Encontros em Washington e articulação política
Durante sua estadia em Washington, Flávio Bolsonaro foi recebido na Casa Branca e também manteve encontros com o vice-presidente americano, J.D. Vance, e com o secretário de Estado, Marco Rubio. O senador afirmou que as conversas incluíram pedidos para que organizações criminosas brasileiras, como o PCC e o Comando Vermelho, sejam classificadas como terroristas. O parlamentar negou que tenha havido declaração de apoio de Trump à sua pré-campanha.
Desgaste de imagem e investigações em curso
Apesar da tentativa de demonstrar força política, o retorno de Flávio ocorre em um cenário de pressão. O senador retoma suas atividades de pré-campanha enfrentando um desgaste de imagem acentuado por denúncias que o vinculam ao ex-banqueiro Daniel Vorcaro, preso e investigado por fraudes no Banco Master. Reportagens apontam o repasse de R$ 61 milhões para a produção de um filme sobre a trajetória de Jair Bolsonaro.
Lula abre 5,1 pontos de vantagem sobre Flávio Bolsonaro
Levantamentos recentes refletem o impacto negativo das polêmicas. Pesquisa do instituto Meio/Ideia aponta que o presidente Luiz Inácio Lula da Silva abriu vantagem de 5,1 pontos percentuais em um eventual segundo turno contra Flávio. Paralelamente, a AtlasIntel indicou que o senador possui o maior índice de imagem negativa entre os presidenciáveis.

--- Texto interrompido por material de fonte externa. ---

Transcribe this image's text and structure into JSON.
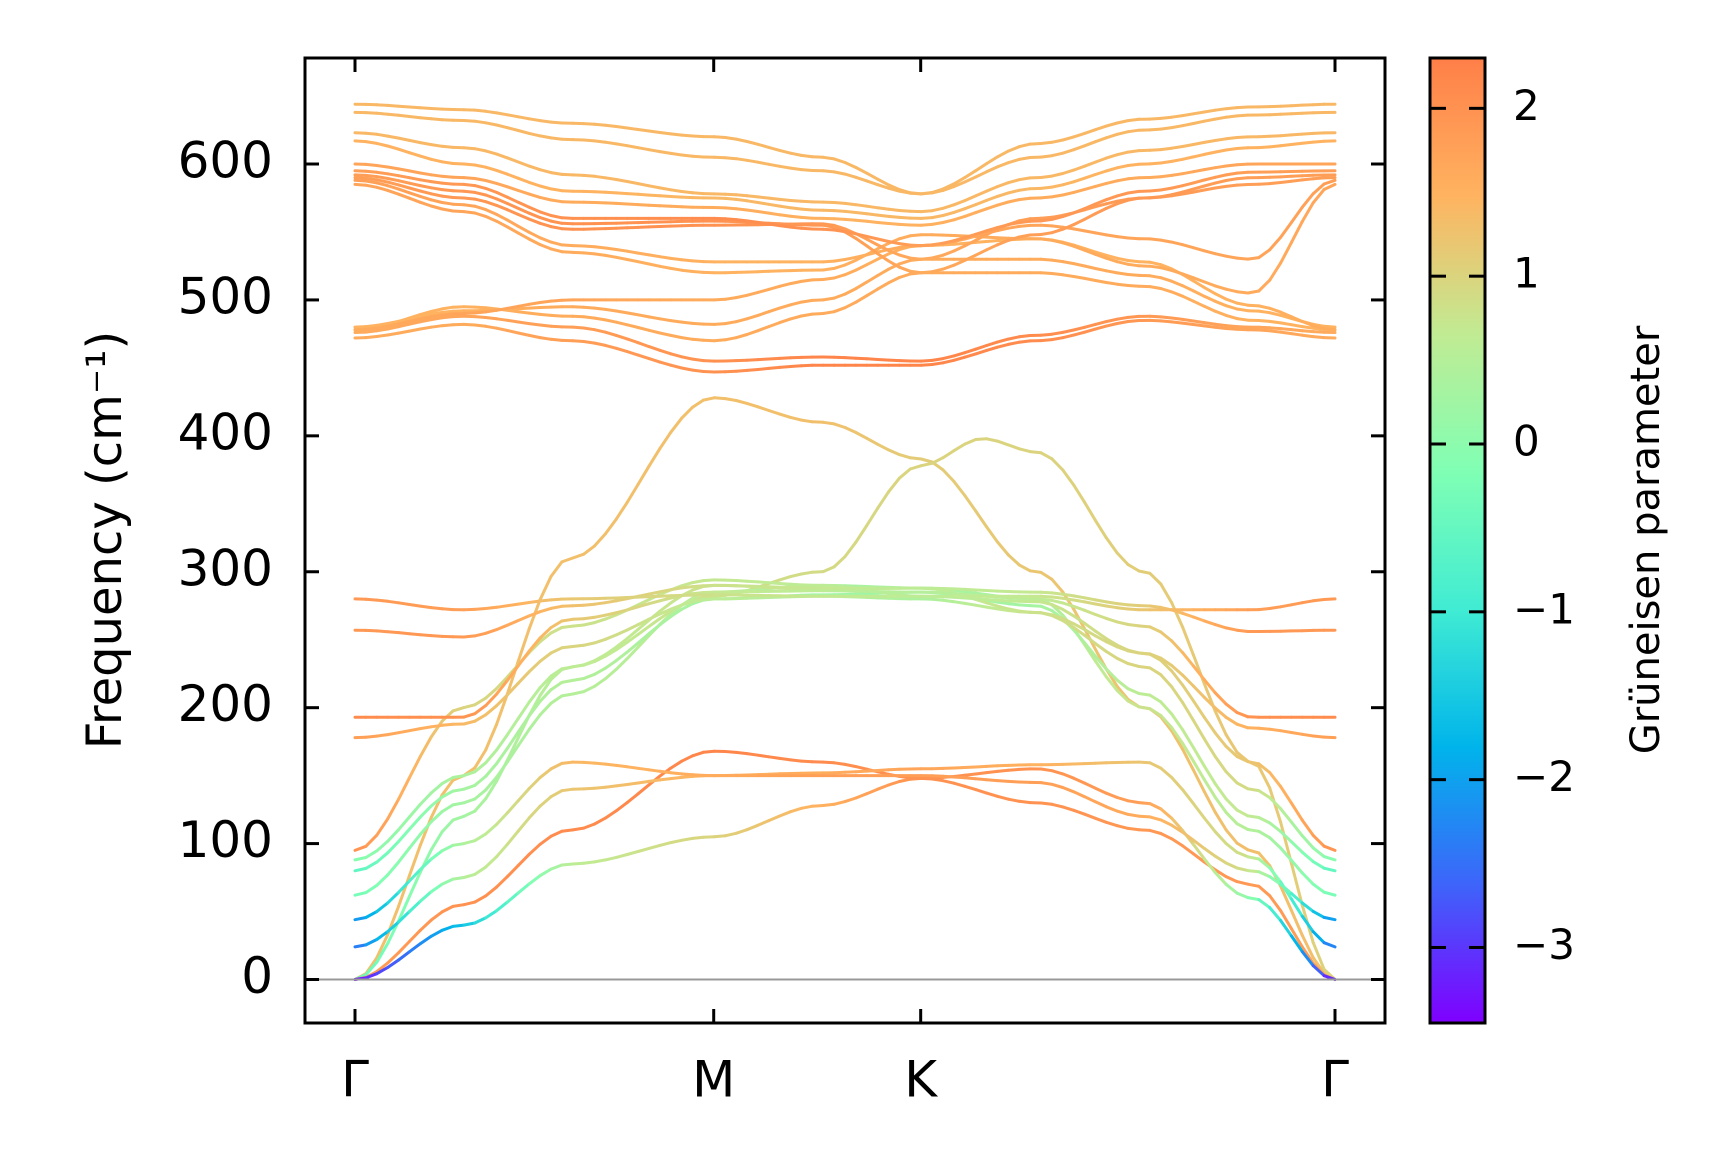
{
  "chart_data": {
    "type": "line",
    "title": "",
    "xlabel": "",
    "ylabel": "Frequency (cm⁻¹)",
    "ylim": [
      -32,
      678
    ],
    "yticks": [
      0,
      100,
      200,
      300,
      400,
      500,
      600
    ],
    "ytick_labels": [
      "0",
      "100",
      "200",
      "300",
      "400",
      "500",
      "600"
    ],
    "x_path": [
      {
        "label": "Γ",
        "pos": 0.0
      },
      {
        "label": "M",
        "pos": 1.0
      },
      {
        "label": "K",
        "pos": 1.577
      },
      {
        "label": "Γ",
        "pos": 2.732
      }
    ],
    "grid": false,
    "zero_line": true,
    "colorbar": {
      "label": "Grüneisen parameter",
      "min": -3.45,
      "max": 2.3,
      "ticks": [
        -3,
        -2,
        -1,
        0,
        1,
        2
      ],
      "tick_labels": [
        "−3",
        "−2",
        "−1",
        "0",
        "1",
        "2"
      ],
      "colormap": [
        "#7f00ff",
        "#3e64fa",
        "#00b4eb",
        "#40ecd3",
        "#80ffb4",
        "#c1eb93",
        "#ffb360",
        "#ff7f48"
      ]
    },
    "series": [
      {
        "x": [
          0,
          0.3,
          0.6,
          1.0,
          1.3,
          1.577,
          1.9,
          2.2,
          2.5,
          2.732
        ],
        "y": [
          0,
          150,
          310,
          428,
          410,
          383,
          300,
          200,
          95,
          0
        ],
        "gamma": [
          1.3,
          1.3,
          1.3,
          1.3,
          1.3,
          1.1,
          1.2,
          1.25,
          1.3,
          1.3
        ]
      },
      {
        "x": [
          0,
          0.3,
          0.6,
          1.0,
          1.3,
          1.577,
          1.75,
          1.9,
          2.2,
          2.5,
          2.732
        ],
        "y": [
          0,
          120,
          230,
          282,
          300,
          378,
          398,
          388,
          300,
          160,
          0
        ],
        "gamma": [
          -0.5,
          0.3,
          0.6,
          0.8,
          0.9,
          1.0,
          1.0,
          1.0,
          1.1,
          1.2,
          1.0
        ]
      },
      {
        "x": [
          0,
          0.3,
          0.6,
          1.0,
          1.3,
          1.577,
          1.9,
          2.2,
          2.5,
          2.732
        ],
        "y": [
          0,
          55,
          110,
          168,
          160,
          148,
          130,
          110,
          70,
          0
        ],
        "gamma": [
          1.8,
          2.0,
          2.1,
          2.2,
          2.1,
          2.0,
          2.0,
          1.9,
          1.9,
          1.8
        ]
      },
      {
        "x": [
          0,
          0.3,
          0.6,
          1.0,
          1.3,
          1.577,
          1.9,
          2.2,
          2.5,
          2.732
        ],
        "y": [
          0,
          40,
          85,
          105,
          128,
          148,
          155,
          130,
          60,
          0
        ],
        "gamma": [
          -3.3,
          -1.6,
          0.6,
          1.0,
          1.5,
          2.0,
          2.0,
          1.8,
          0.0,
          -3.3
        ]
      },
      {
        "x": [
          0,
          0.3,
          0.6,
          1.0,
          1.3,
          1.577,
          1.9,
          2.2,
          2.5,
          2.732
        ],
        "y": [
          24,
          75,
          140,
          150,
          152,
          155,
          158,
          160,
          90,
          24
        ],
        "gamma": [
          -2.5,
          0.5,
          1.2,
          1.5,
          1.6,
          1.7,
          1.5,
          1.2,
          0.8,
          -2.5
        ]
      },
      {
        "x": [
          0,
          0.3,
          0.6,
          1.0,
          1.3,
          1.577,
          1.9,
          2.2,
          2.5,
          2.732
        ],
        "y": [
          44,
          100,
          160,
          150,
          150,
          150,
          145,
          120,
          80,
          44
        ],
        "gamma": [
          -2.2,
          0.4,
          1.4,
          1.6,
          1.8,
          1.8,
          1.8,
          1.6,
          0.8,
          -2.2
        ]
      },
      {
        "x": [
          0,
          0.3,
          0.6,
          1.0,
          1.3,
          1.577,
          1.9,
          2.2,
          2.5,
          2.732
        ],
        "y": [
          62,
          130,
          210,
          285,
          290,
          288,
          280,
          200,
          110,
          62
        ],
        "gamma": [
          -0.3,
          0.3,
          0.5,
          0.6,
          0.4,
          0.3,
          0.4,
          0.8,
          0.5,
          -0.3
        ]
      },
      {
        "x": [
          0,
          0.3,
          0.6,
          1.0,
          1.3,
          1.577,
          1.9,
          2.2,
          2.5,
          2.732
        ],
        "y": [
          80,
          140,
          220,
          280,
          283,
          285,
          275,
          210,
          120,
          80
        ],
        "gamma": [
          -0.6,
          0.3,
          0.5,
          0.3,
          0.2,
          0.2,
          0.3,
          0.6,
          0.7,
          -0.6
        ]
      },
      {
        "x": [
          0,
          0.3,
          0.6,
          1.0,
          1.3,
          1.577,
          1.9,
          2.2,
          2.5,
          2.732
        ],
        "y": [
          88,
          150,
          230,
          290,
          287,
          288,
          270,
          230,
          140,
          88
        ],
        "gamma": [
          -0.1,
          0.4,
          0.6,
          0.8,
          0.7,
          0.6,
          0.8,
          1.0,
          0.9,
          -0.1
        ]
      },
      {
        "x": [
          0,
          0.3,
          0.6,
          1.0,
          1.3,
          1.577,
          1.9,
          2.2,
          2.5,
          2.732
        ],
        "y": [
          95,
          200,
          260,
          294,
          290,
          282,
          278,
          240,
          160,
          95
        ],
        "gamma": [
          2.0,
          1.0,
          0.8,
          0.7,
          0.6,
          0.5,
          0.7,
          1.0,
          1.2,
          2.0
        ]
      },
      {
        "x": [
          0,
          0.3,
          0.6,
          1.0,
          1.3,
          1.577,
          1.9,
          2.2,
          2.5,
          2.732
        ],
        "y": [
          178,
          188,
          245,
          280,
          282,
          280,
          270,
          240,
          185,
          178
        ],
        "gamma": [
          1.8,
          1.4,
          1.0,
          0.6,
          0.5,
          0.4,
          0.8,
          1.0,
          1.5,
          1.8
        ]
      },
      {
        "x": [
          0,
          0.3,
          0.6,
          1.0,
          1.3,
          1.577,
          1.9,
          2.2,
          2.5,
          2.732
        ],
        "y": [
          193,
          193,
          265,
          285,
          286,
          285,
          280,
          260,
          193,
          193
        ],
        "gamma": [
          2.1,
          2.0,
          1.2,
          0.7,
          0.6,
          0.5,
          0.6,
          1.0,
          2.0,
          2.1
        ]
      },
      {
        "x": [
          0,
          0.3,
          0.6,
          1.0,
          1.3,
          1.577,
          1.9,
          2.2,
          2.5,
          2.732
        ],
        "y": [
          257,
          252,
          275,
          290,
          288,
          288,
          285,
          275,
          256,
          257
        ],
        "gamma": [
          1.9,
          1.9,
          1.3,
          0.8,
          0.7,
          0.6,
          0.7,
          1.1,
          1.9,
          1.9
        ]
      },
      {
        "x": [
          0,
          0.3,
          0.6,
          1.0,
          1.3,
          1.577,
          1.9,
          2.2,
          2.5,
          2.732
        ],
        "y": [
          280,
          272,
          280,
          283,
          282,
          282,
          282,
          272,
          272,
          280
        ],
        "gamma": [
          1.9,
          1.8,
          1.2,
          0.8,
          0.7,
          0.6,
          0.7,
          1.2,
          1.8,
          1.9
        ]
      },
      {
        "x": [
          0,
          0.3,
          0.6,
          1.0,
          1.3,
          1.577,
          1.9,
          2.2,
          2.5,
          2.732
        ],
        "y": [
          472,
          482,
          470,
          447,
          452,
          452,
          470,
          485,
          478,
          472
        ],
        "gamma": [
          1.6,
          1.6,
          1.8,
          2.0,
          2.2,
          2.2,
          2.1,
          1.9,
          1.7,
          1.6
        ]
      },
      {
        "x": [
          0,
          0.3,
          0.6,
          1.0,
          1.3,
          1.577,
          1.9,
          2.2,
          2.5,
          2.732
        ],
        "y": [
          476,
          488,
          480,
          455,
          458,
          455,
          474,
          488,
          480,
          476
        ],
        "gamma": [
          1.6,
          1.7,
          1.8,
          2.0,
          2.2,
          2.2,
          2.1,
          1.9,
          1.7,
          1.6
        ]
      },
      {
        "x": [
          0,
          0.3,
          0.6,
          1.0,
          1.3,
          1.577,
          1.9,
          2.2,
          2.5,
          2.732
        ],
        "y": [
          478,
          495,
          488,
          470,
          490,
          520,
          520,
          510,
          485,
          478
        ],
        "gamma": [
          1.5,
          1.5,
          1.6,
          1.6,
          1.6,
          1.6,
          1.6,
          1.6,
          1.5,
          1.5
        ]
      },
      {
        "x": [
          0,
          0.3,
          0.6,
          1.0,
          1.3,
          1.577,
          1.9,
          2.2,
          2.5,
          2.732
        ],
        "y": [
          480,
          492,
          495,
          482,
          500,
          530,
          530,
          518,
          492,
          480
        ],
        "gamma": [
          1.5,
          1.5,
          1.6,
          1.6,
          1.6,
          1.6,
          1.6,
          1.6,
          1.5,
          1.5
        ]
      },
      {
        "x": [
          0,
          0.3,
          0.6,
          1.0,
          1.3,
          1.577,
          1.9,
          2.2,
          2.5,
          2.732
        ],
        "y": [
          478,
          490,
          500,
          500,
          515,
          540,
          545,
          528,
          496,
          478
        ],
        "gamma": [
          1.6,
          1.7,
          1.7,
          1.6,
          1.6,
          1.5,
          1.5,
          1.5,
          1.5,
          1.6
        ]
      },
      {
        "x": [
          0,
          0.3,
          0.6,
          1.0,
          1.3,
          1.577,
          1.9,
          2.2,
          2.5,
          2.732
        ],
        "y": [
          585,
          565,
          535,
          520,
          522,
          548,
          545,
          525,
          505,
          585
        ],
        "gamma": [
          1.7,
          1.7,
          1.6,
          1.5,
          1.5,
          1.6,
          1.6,
          1.6,
          1.6,
          1.7
        ]
      },
      {
        "x": [
          0,
          0.3,
          0.6,
          1.0,
          1.3,
          1.577,
          1.9,
          2.2,
          2.5,
          2.732
        ],
        "y": [
          588,
          570,
          540,
          528,
          528,
          540,
          555,
          545,
          530,
          588
        ],
        "gamma": [
          1.8,
          1.7,
          1.6,
          1.5,
          1.5,
          1.6,
          1.7,
          1.7,
          1.7,
          1.8
        ]
      },
      {
        "x": [
          0,
          0.3,
          0.6,
          1.0,
          1.3,
          1.577,
          1.9,
          2.2,
          2.5,
          2.732
        ],
        "y": [
          590,
          575,
          552,
          555,
          556,
          530,
          560,
          575,
          585,
          590
        ],
        "gamma": [
          1.8,
          1.9,
          2.0,
          2.0,
          1.9,
          1.6,
          1.8,
          1.9,
          1.8,
          1.8
        ]
      },
      {
        "x": [
          0,
          0.3,
          0.6,
          1.0,
          1.3,
          1.577,
          1.9,
          2.2,
          2.5,
          2.732
        ],
        "y": [
          592,
          580,
          556,
          558,
          555,
          520,
          548,
          575,
          590,
          592
        ],
        "gamma": [
          1.8,
          1.9,
          2.0,
          2.0,
          1.9,
          1.6,
          1.8,
          1.9,
          1.8,
          1.8
        ]
      },
      {
        "x": [
          0,
          0.3,
          0.6,
          1.0,
          1.3,
          1.577,
          1.9,
          2.2,
          2.5,
          2.732
        ],
        "y": [
          595,
          585,
          560,
          560,
          552,
          540,
          558,
          580,
          594,
          595
        ],
        "gamma": [
          1.8,
          1.9,
          2.0,
          2.1,
          2.0,
          1.8,
          1.9,
          1.9,
          1.8,
          1.8
        ]
      },
      {
        "x": [
          0,
          0.3,
          0.6,
          1.0,
          1.3,
          1.577,
          1.9,
          2.2,
          2.5,
          2.732
        ],
        "y": [
          600,
          590,
          572,
          568,
          560,
          555,
          575,
          590,
          600,
          600
        ],
        "gamma": [
          1.7,
          1.7,
          1.6,
          1.6,
          1.5,
          1.5,
          1.6,
          1.6,
          1.7,
          1.7
        ]
      },
      {
        "x": [
          0,
          0.3,
          0.6,
          1.0,
          1.3,
          1.577,
          1.9,
          2.2,
          2.5,
          2.732
        ],
        "y": [
          617,
          600,
          580,
          575,
          566,
          560,
          582,
          600,
          612,
          617
        ],
        "gamma": [
          1.5,
          1.5,
          1.5,
          1.4,
          1.4,
          1.4,
          1.4,
          1.5,
          1.5,
          1.5
        ]
      },
      {
        "x": [
          0,
          0.3,
          0.6,
          1.0,
          1.3,
          1.577,
          1.9,
          2.2,
          2.5,
          2.732
        ],
        "y": [
          623,
          612,
          592,
          578,
          572,
          565,
          590,
          610,
          620,
          623
        ],
        "gamma": [
          1.4,
          1.4,
          1.4,
          1.4,
          1.4,
          1.4,
          1.4,
          1.4,
          1.4,
          1.4
        ]
      },
      {
        "x": [
          0,
          0.3,
          0.6,
          1.0,
          1.3,
          1.577,
          1.9,
          2.2,
          2.5,
          2.732
        ],
        "y": [
          638,
          632,
          618,
          605,
          595,
          578,
          605,
          625,
          636,
          638
        ],
        "gamma": [
          1.4,
          1.4,
          1.4,
          1.4,
          1.4,
          1.4,
          1.4,
          1.4,
          1.4,
          1.4
        ]
      },
      {
        "x": [
          0,
          0.3,
          0.6,
          1.0,
          1.3,
          1.577,
          1.9,
          2.2,
          2.5,
          2.732
        ],
        "y": [
          644,
          640,
          630,
          620,
          605,
          578,
          615,
          633,
          642,
          644
        ],
        "gamma": [
          1.4,
          1.4,
          1.4,
          1.4,
          1.4,
          1.4,
          1.4,
          1.4,
          1.4,
          1.4
        ]
      }
    ]
  }
}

O cenário de incerteza em torno da candidatura de Flávio tem movimentado a oposição. Enquanto lideranças da centro-direita, como Romeu Zema e Ronaldo Caiado, mantêm diálogos sobre uma possível União, o PSDB formalizou o convite para que Aécio Neves concorra à Presidência. Além disso, o nome do ex-ministro do STF, Joaquim Barbosa, é ventilado como possível alternativa no campo oposicionista.
Apesar do desgaste, analistas políticos ponderam que o “piso” eleitoral do senador e o interesse do PL em manter uma candidatura própria para fortalecer palanques estaduais e legislativos tornam improvável, no momento, uma desistência da pré-candidatura.